Unfortunately, at least half of all patients with AML are older than age 60 years, and many of these patients in developed countries are offered intensive induction therapy and allogeneic transplantation, which has led to long-term leukemia-free survival in younger patients. Among these otherwise vigorous older patients, adverse molecular and/or cytogenetic features of leukemia are common, and patients often present with a history of antecedent hematologic disorder (typically longstanding anemia, myelodysplasia, or myeloproliferative neoplasm), or previous cytotoxic chemotherapy or radiotherapy that confer poor prognosis. Despite selection at centers that are graded on outcomes, life-threatening toxicities of therapy still occur among those who had no previous comorbid conditions. Even without nonrelapse morbidity and mortality, sustained survival is less likely among those whose leukemia is characterized by high molecular risk. The question for leukemia doctors and clinical researchers is not whether these patients should be excluded from treatment, but whether identifying those at high risk of relapse can lead to unique investigational approaches that ameliorate risk.

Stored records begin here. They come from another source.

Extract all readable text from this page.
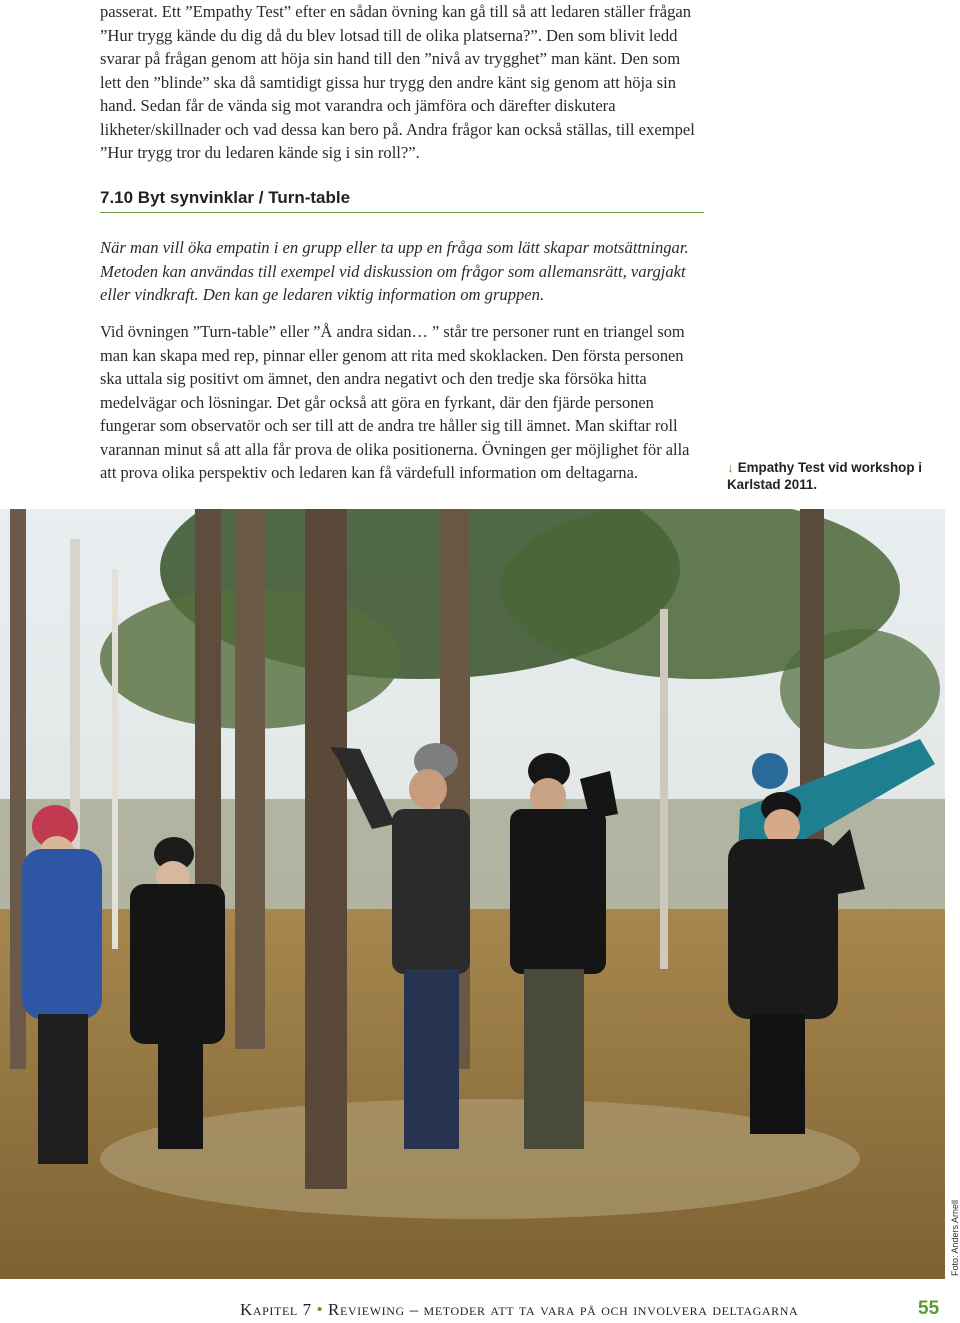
passerat. Ett ”Empathy Test” efter en sådan övning kan gå till så att ledaren ställer frågan ”Hur trygg kände du dig då du blev lotsad till de olika platserna?”. Den som blivit ledd svarar på frågan genom att höja sin hand till den ”nivå av trygghet” man känt. Den som lett den ”blinde” ska då samtidigt gissa hur trygg den andre känt sig genom att höja sin hand. Sedan får de vända sig mot varandra och jämföra och därefter diskutera likheter/skillnader och vad dessa kan bero på. Andra frågor kan också ställas, till exempel ”Hur trygg tror du ledaren kände sig i sin roll?”.

7.10 Byt synvinklar / Turn-table

När man vill öka empatin i en grupp eller ta upp en fråga som lätt skapar motsättningar. Metoden kan användas till exempel vid diskussion om frågor som allemansrätt, vargjakt eller vindkraft. Den kan ge ledaren viktig information om gruppen.

Vid övningen ”Turn-table” eller ”Å andra sidan… ” står tre personer runt en triangel som man kan skapa med rep, pinnar eller genom att rita med skoklacken. Den första personen ska uttala sig positivt om ämnet, den andra negativt och den tredje ska försöka hitta medelvägar och lösningar. Det går också att göra en fyrkant, där den fjärde personen fungerar som observatör och ser till att de andra tre håller sig till ämnet. Man skiftar roll varannan minut så att alla får prova de olika positionerna. Övningen ger möjlighet för alla att prova olika perspektiv och ledaren kan få värdefull information om deltagarna.	↓ Empathy Test vid workshop i Karlstad 2011.
Foto: Anders Arnell
Kapitel 7 • Reviewing – metoder att ta vara på och involvera deltagarna	55
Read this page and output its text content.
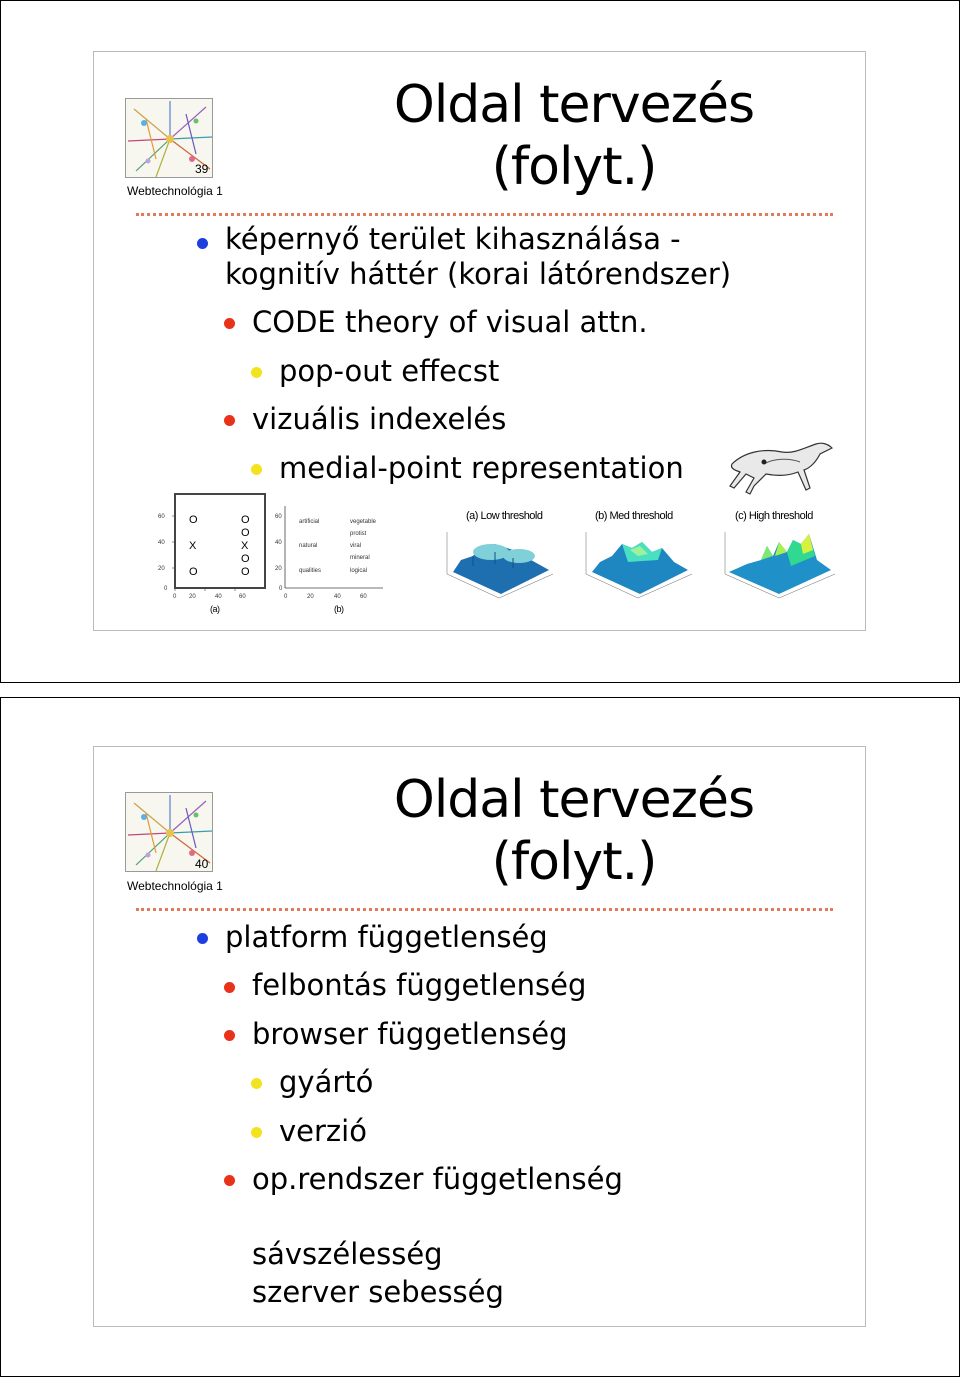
39
Webtechnológia 1
Oldal tervezés
(folyt.)
képernyő terület kihasználása -
kognitív háttér (korai látórendszer)
CODE theory of visual attn.
pop-out effecst
vizuális indexelés
medial-point representation
60
40
20
0
0 20	40	60
O	O
X	X
O
O
O	O
(a)
60
40
20
0
0	20	40	60
artificial	vegetable
protist
natural	viral
mineral
qualities	logical
(b)
(a) Low threshold	(b) Med threshold	(c) High threshold
40
Webtechnológia 1
Oldal tervezés
(folyt.)
platform függetlenség
felbontás függetlenség
browser függetlenség
gyártó
verzió
op.rendszer függetlenség
sávszélesség
szerver sebesség
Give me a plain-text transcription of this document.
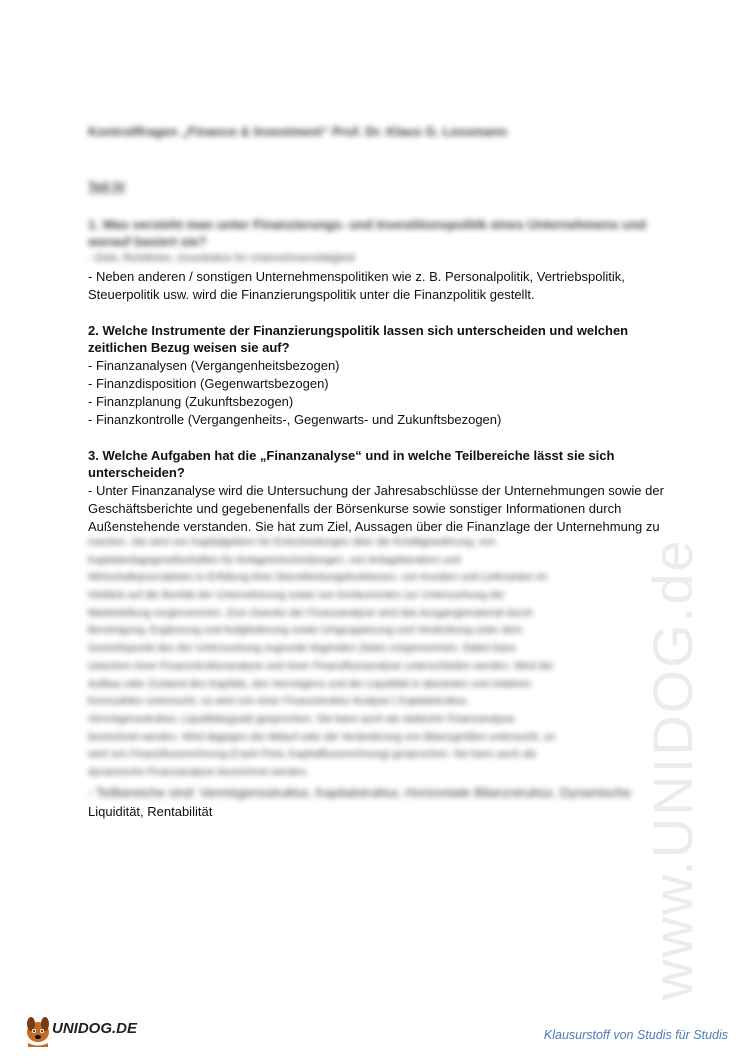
www.UNIDOG.de
Kontrollfragen „Finance & Investment“ Prof. Dr. Klaus G. Lessmann
Teil IV
1. Was versteht man unter Finanzierungs- und Investitionspolitik eines Unternehmens und
worauf basiert sie?
- Ziele, Richtlinien, Grundsätze für Unternehmenstätigkeit
- Neben anderen / sonstigen Unternehmenspolitiken wie z. B. Personalpolitik, Vertriebspolitik,
Steuerpolitik usw. wird die Finanzierungspolitik unter die Finanzpolitik gestellt.
2. Welche Instrumente der Finanzierungspolitik lassen sich unterscheiden und welchen
zeitlichen Bezug weisen sie auf?
- Finanzanalysen (Vergangenheitsbezogen)
- Finanzdisposition (Gegenwartsbezogen)
- Finanzplanung (Zukunftsbezogen)
- Finanzkontrolle (Vergangenheits-, Gegenwarts- und Zukunftsbezogen)
3. Welche Aufgaben hat die „Finanzanalyse“ und in welche Teilbereiche lässt sie sich
unterscheiden?
- Unter Finanzanalyse wird die Untersuchung der Jahresabschlüsse der Unternehmungen sowie der
Geschäftsberichte und gegebenenfalls der Börsenkurse sowie sonstiger Informationen durch
Außenstehende verstanden. Sie hat zum Ziel, Aussagen über die Finanzlage der Unternehmung zu
machen. Sie wird von Kapitalgebern für Entscheidungen über die Kreditgewährung, von
Kapitalanlagegesellschaften für Anlageentscheidungen, von Anlageberatern und
Wirtschaftsjournalisten in Erfüllung ihrer Dienstleistungsfunktionen, von Kunden und Lieferanten im
Hinblick auf die Bonität der Unternehmung sowie von Konkurrenten zur Untersuchung der
Marktstellung vorgenommen. Zum Zwecke der Finanzanalyse wird das Ausgangsmaterial durch
Bereinigung, Ergänzung und Aufgliederung sowie Umgruppierung und Verdichtung unter dem
Gesichtspunkt des der Untersuchung zugrunde liegenden Zieles vorgenommen. Dabei kann
zwischen einer Finanzstrukturanalyse und einer Finanzflussanalyse unterschieden werden. Wird der
Aufbau oder Zustand des Kapitals, des Vermögens und der Liquidität in absoluten und relativen
Kennzahlen untersucht, so wird von einer Finanzstruktur Analyse ( Kapitalstruktur,
Vermögensstruktur, Liquiditätsgrad) gesprochen. Sie kann auch als statische Finanzanalyse
bezeichnet werden. Wird dagegen der Ablauf oder die Veränderung von Bilanzgrößen untersucht, so
wird von Finanzflussrechnung (Cash-Flow, Kapitalflussrechnung) gesprochen. Sie kann auch als
dynamische Finanzanalyse bezeichnet werden.
- Teilbereiche sind: Vermögensstruktur, Kapitalstruktur, Horizontale Bilanzstruktur, Dynamische
Liquidität, Rentabilität
UNIDOG.DE	Klausurstoff von Studis für Studis
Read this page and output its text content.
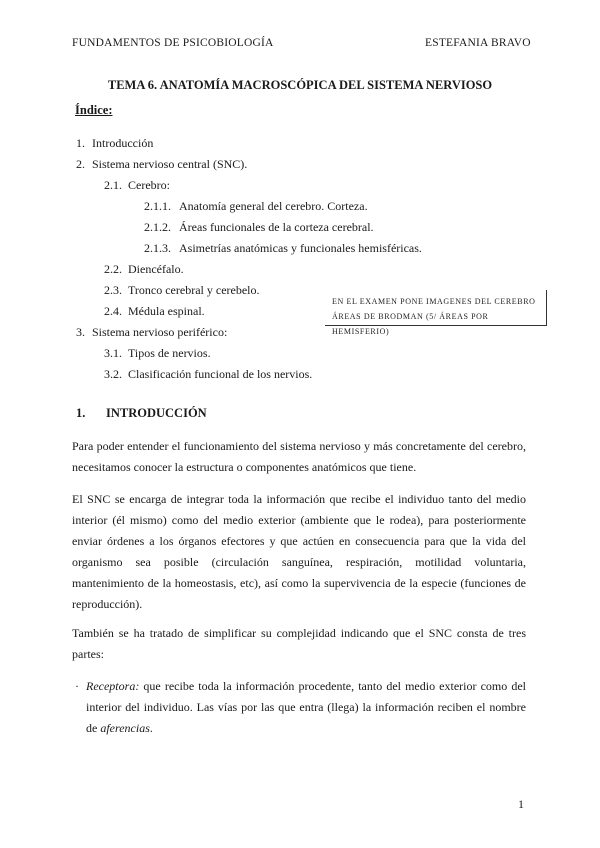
FUNDAMENTOS DE PSICOBIOLOGÍA	ESTEFANIA BRAVO
TEMA 6. ANATOMÍA MACROSCÓPICA DEL SISTEMA NERVIOSO
Índice:
1. Introducción
2. Sistema nervioso central (SNC).
2.1. Cerebro:
2.1.1. Anatomía general del cerebro. Corteza.
2.1.2. Áreas funcionales de la corteza cerebral.
2.1.3. Asimetrías anatómicas y funcionales hemisféricas.
2.2. Diencéfalo.
2.3. Tronco cerebral y cerebelo.
2.4. Médula espinal.
3. Sistema nervioso periférico:
3.1. Tipos de nervios.
3.2. Clasificación funcional de los nervios.
EN EL EXAMEN PONE IMAGENES DEL CEREBRO
ÁREAS DE BRODMAN (5/ ÁREAS POR HEMISFERIO)
1. INTRODUCCIÓN

Para poder entender el funcionamiento del sistema nervioso y más concretamente del cerebro, necesitamos conocer la estructura o componentes anatómicos que tiene.

El SNC se encarga de integrar toda la información que recibe el individuo tanto del medio interior (él mismo) como del medio exterior (ambiente que le rodea), para posteriormente enviar órdenes a los órganos efectores y que actúen en consecuencia para que la vida del organismo sea posible (circulación sanguínea, respiración, motilidad voluntaria, mantenimiento de la homeostasis, etc), así como la supervivencia de la especie (funciones de reproducción).

También se ha tratado de simplificar su complejidad indicando que el SNC consta de tres partes:

· Receptora: que recibe toda la información procedente, tanto del medio exterior como del interior del individuo. Las vías por las que entra (llega) la información reciben el nombre de aferencias.
1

A classification system that relies on distinct genomic profiling of neoplasia, including periodic assessment for MRD, attempts to impose order on an inherently disordered clonal neoplasm and suggests that targeting dominant molecular events might prove to be an effective management strategy. Although this concept is certainly valid for management of acute promyelocytic leukemia, it is less certain at present that targeting common mutations such as FLT3 or IDH1/2 can have a significant impact on outcome (see table). How challenging for those of us treating AML and, more importantly for our patients, that nearly 40 years after identifying cytogenetic risk factors for recurrence after conventional therapy, we continue to classify disease based on outcomes after cytotoxic therapy and allogeneic transplantation. We continue to direct diagnosis and therapy at narrow slices of disease, defining a bewildering number of mutations, co-mutations, and other biologic features, uncertain as to whether we have made any major long-term impact on AML as a whole.